“I was going to give him a couple of pipe shots,” Wainwright said. “He deserved it. I didn’t know he was going to hit a double or I would have changed my mind. I thought he was going to hit something hard to the right side for a single or an out. I probably should have pitched him a little bit better.”
Chances are the negative fallout from the event will blow over relatively quickly. But this much is certain: Wainwright’s biggest claim to fame in New York will no longer be freezing Mets outfielder Carlos Beltran with a curveball in the ninth inning of Game 7 in the 2006 National League Championship Series.
Wainwright will undoubtedly be subjected to his share of criticism over the coming days. He’ll be accused of raining on Jeter’s parade, of cheapening the Captain’s moment and of undermining the integrity of the All-Star Game. He understands that better than anyone, which is why he spent the better part of 10 minutes after the game flogging himself for his bad judgment.
And now, the faux outrage because this time it counts. Apparently.
I’m so baffled by all of this. Of course Adam Wainwright grooved a couple of pitches to Derek Jeter on Derek Jeter night, the night Derek Jeter’s name was mentioned 100 times during the broadcast (and mostly rightfully so, by the way). He stood behind the mound and APPLAUDED THE HITTER before the at-bat. The hitter congratulated the catcher and wished him well. What, did you expect Wainwright to throw a bow-tie and snap off a couple of breaking balls? Of course not! Here are my best fastballs. Hit ’em if you can. Pitchers have made careers out of doing that. Never mind the fact that it was the first inning of an All-Star Game where, typically, you try to throw a couple of strikes to kick off the meaningless exhibition. It doesn’t count. The last thing on the minds of 90% of the players last night was home-field advantage in the World Series, a nebulous prospect even for those on the best teams.
Wainwright made his comments to reporters during the game (because the game counts, obviously) and, thanks to 2014, this surreal moment was created, when Wainwright, sensing the unnecessary backlash, felt the need to apologize and claim it was a joke… also during the game:
“I don’t know. It’s a distraction, and I do not want to be a distraction. I want it to be all for Derek.”
Stop talking, Adam. Just stop talking. We get it. You’re an annoying boyfriend right now, over-apologizing for not meeting up with your girlfriend when you said you would, but your girlfriend didn’t even want you there because she doesn’t like you and she’s glad you didn’t show up and your over-apologizing is getting you even closer to the brink of dumptitude because it makes you seem like even less of a man than she already thinks you are. Just… let it go, man. Let. It. Go. You attacked the strike zone, against a legend, in the first inning of an All-Star Game. You shouldn’t have said anything, but you did, and we understand. We all get it, and those who don’t need to get more sun. You think Jeets cares? 1) He’s got a swimsuit model waiting for him:
And 2) this is the perfect opportunity for a well-I’m-just-so-humbled-by-the-experience-so-I’ll-continue-to-be-my-classy-self moment*:
“If he grooved it, thank you. You still got to hit it. I appreciate it if that’s what he did. Thank you.”
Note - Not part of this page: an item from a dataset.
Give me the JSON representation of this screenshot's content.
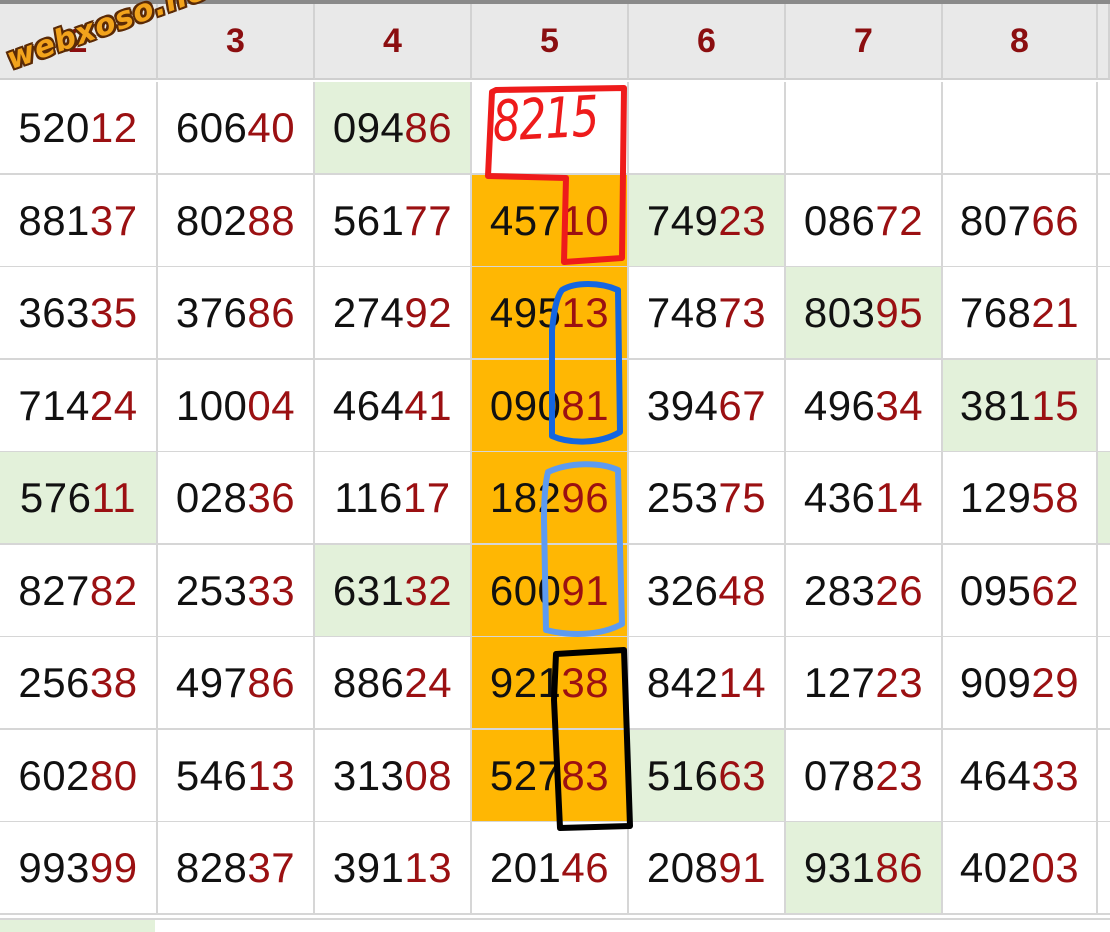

No, really, THANK YOU. I got a hit, got to look good in front of the media again – and – I’m going home with my model girlfriend tonight. The joke is on literally everyone else right now. Yeah Jeets!
*Also, is it just me, or has Jeter taken on the soft tone that Hall of Fame-bound veterans and retired stars get once they realize they’re bigger than the game? It happens to a lot of guys– Peyton Manning, Larry Brown, Tim Duncan, Mariano Rivera. When speaking publicly, they start talking in gentler, almost melodic notes, as if they are trying to convey their deference to the moment at hand. I think it’s genuine, but I’m not sure. Jeter’s got it now.